Amava cantare ed il suo dono naturale fu il suo orgoglio. Non era cantante intellettuale, ma il suo timbro argentato di tenore lirico puro e la sua capacità di creare con esso un'infinita gamma di tinte e mezzetinte, di sfumature delicatissime, misero nell'ombra alcune critiche contrastanti che parlano di edonismo vocale e di mancanza di grazia sulle scene. Il più grande cittadino di questa nostra terre fortunata, Giacomo Leopardi, entusiasta di Gioacchino Rossini, giudicato da alcuni critici suoi contemporanei “scorretto e demagogo”, dice: “Ciò che piace alla gente spesso non piace agli intenditori, ma ha sempre ragione il popolo!”. E Fedele D’Amico, nelle suggestioni del canto di Gigli, non poté fare a meno di stabilire un’ideale parallelismo con il grande poeta: “Forse il caso che il fraseggio di Gigli attinga alle suggestioni delle notti lunari e silenziose delle colline marchigiane.
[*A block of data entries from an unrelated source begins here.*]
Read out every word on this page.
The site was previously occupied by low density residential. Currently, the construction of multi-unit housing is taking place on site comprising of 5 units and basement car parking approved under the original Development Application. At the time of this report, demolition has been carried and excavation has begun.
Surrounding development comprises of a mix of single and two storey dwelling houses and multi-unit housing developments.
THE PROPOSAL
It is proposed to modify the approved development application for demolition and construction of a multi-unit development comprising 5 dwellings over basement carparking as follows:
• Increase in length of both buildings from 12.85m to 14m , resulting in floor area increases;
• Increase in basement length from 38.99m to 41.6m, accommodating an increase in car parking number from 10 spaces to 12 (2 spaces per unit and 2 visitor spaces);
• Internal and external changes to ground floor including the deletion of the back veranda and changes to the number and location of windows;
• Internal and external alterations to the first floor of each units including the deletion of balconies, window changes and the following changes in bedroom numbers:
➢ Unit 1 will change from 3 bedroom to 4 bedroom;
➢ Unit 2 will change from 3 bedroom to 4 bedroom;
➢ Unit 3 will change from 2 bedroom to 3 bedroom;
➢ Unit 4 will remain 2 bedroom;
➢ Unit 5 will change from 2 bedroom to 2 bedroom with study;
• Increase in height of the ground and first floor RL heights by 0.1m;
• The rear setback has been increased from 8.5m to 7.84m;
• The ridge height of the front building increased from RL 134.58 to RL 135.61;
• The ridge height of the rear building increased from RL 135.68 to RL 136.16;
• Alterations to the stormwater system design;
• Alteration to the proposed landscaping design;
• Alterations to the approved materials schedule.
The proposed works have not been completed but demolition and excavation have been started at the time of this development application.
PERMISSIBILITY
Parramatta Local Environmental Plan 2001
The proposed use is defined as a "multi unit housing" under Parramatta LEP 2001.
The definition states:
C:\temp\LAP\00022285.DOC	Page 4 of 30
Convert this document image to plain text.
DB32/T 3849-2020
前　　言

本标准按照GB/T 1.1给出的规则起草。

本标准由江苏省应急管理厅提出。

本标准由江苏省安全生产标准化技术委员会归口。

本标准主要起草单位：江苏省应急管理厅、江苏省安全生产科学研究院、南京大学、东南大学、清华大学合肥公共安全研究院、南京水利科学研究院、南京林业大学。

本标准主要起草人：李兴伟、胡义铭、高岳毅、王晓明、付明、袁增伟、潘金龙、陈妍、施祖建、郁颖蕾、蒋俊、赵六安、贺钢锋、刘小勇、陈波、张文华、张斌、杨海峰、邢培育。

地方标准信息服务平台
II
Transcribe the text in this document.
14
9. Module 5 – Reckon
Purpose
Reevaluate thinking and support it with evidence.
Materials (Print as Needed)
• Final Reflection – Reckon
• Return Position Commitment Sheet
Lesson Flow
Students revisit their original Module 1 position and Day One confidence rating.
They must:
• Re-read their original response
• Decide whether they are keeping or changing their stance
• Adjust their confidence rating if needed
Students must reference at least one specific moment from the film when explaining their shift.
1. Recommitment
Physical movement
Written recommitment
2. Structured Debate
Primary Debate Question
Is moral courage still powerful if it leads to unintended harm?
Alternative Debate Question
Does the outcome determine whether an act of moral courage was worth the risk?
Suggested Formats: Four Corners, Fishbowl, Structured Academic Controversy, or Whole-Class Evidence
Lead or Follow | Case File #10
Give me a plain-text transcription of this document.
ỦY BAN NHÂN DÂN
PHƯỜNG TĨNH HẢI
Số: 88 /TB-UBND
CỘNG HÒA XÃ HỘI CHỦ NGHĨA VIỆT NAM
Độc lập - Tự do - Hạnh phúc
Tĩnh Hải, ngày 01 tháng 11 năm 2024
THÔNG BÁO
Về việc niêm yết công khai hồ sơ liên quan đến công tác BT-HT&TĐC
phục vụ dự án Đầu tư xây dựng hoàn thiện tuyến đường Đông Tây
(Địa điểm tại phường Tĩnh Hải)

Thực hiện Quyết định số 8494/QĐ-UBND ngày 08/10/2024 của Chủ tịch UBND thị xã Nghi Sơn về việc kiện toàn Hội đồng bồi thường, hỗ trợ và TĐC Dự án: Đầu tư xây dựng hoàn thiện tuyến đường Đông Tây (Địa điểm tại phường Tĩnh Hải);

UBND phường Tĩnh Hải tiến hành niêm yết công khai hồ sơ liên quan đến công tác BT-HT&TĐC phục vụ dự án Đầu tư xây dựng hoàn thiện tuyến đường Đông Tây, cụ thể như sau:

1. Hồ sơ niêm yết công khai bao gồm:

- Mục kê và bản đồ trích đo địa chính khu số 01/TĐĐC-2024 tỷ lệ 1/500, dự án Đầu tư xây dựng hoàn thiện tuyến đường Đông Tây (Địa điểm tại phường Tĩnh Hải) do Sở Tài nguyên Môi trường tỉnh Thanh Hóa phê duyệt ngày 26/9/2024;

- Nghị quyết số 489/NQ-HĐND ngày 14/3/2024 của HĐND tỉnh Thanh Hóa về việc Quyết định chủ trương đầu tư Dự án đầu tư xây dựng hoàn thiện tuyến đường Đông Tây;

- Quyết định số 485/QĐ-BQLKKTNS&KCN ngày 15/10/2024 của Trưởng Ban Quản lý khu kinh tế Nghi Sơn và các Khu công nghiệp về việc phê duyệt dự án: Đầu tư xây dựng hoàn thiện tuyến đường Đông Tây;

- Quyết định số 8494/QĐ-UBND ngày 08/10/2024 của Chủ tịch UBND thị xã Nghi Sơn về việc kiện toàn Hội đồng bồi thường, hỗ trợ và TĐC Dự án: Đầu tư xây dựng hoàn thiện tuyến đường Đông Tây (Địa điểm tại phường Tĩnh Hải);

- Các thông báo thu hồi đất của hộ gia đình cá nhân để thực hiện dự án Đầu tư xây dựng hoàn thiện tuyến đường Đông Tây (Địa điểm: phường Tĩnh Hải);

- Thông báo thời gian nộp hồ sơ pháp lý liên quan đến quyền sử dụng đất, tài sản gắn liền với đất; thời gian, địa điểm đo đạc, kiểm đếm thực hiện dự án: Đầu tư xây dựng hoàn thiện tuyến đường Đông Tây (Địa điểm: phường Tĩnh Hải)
La sua capacità di definire immediatamente il senso della melodia al suo esordio, alla prima battuta, richiama subito alla mente ed è proprio come dire: “Dolce e chiara è la notte e senza vento”.

Il Parlamento italiano, alla sua morte, lo commemorò nella seduta del 3 dicembre 1957. Il discorso ufficiale fu tenuto dall’On. Tozzi Condivi e a lui si associarono tutti i gruppi politici. Per il Governo prese brevemente la parola l’On. Oscar Luigi Scalfaro: “Se l’arte è sempre una particolare elevazione dell’animo umano verso l’alto, del credente verso Dio, nel caso di Beniamino Gigli essa pare tradursi nella interpretazione più viva dei sentimenti del popolo, in uno spirito di ambasciata nei confronti di altre nazioni; pare che diventi preghiera al cospetto di Dio e che sia un’ atto di umanità, un’ atto di bontà nei confronti dei sofferenti… Forse questa morte di una persona che per tutta la vita ha elevato le lodi che Dio gli aveva dato in un atto di amore verso gli altri, insegna che tutto ciò che ciascuno ha di buono deve essere usato soprattutto per aumentare il bene a vantaggio degli altri”.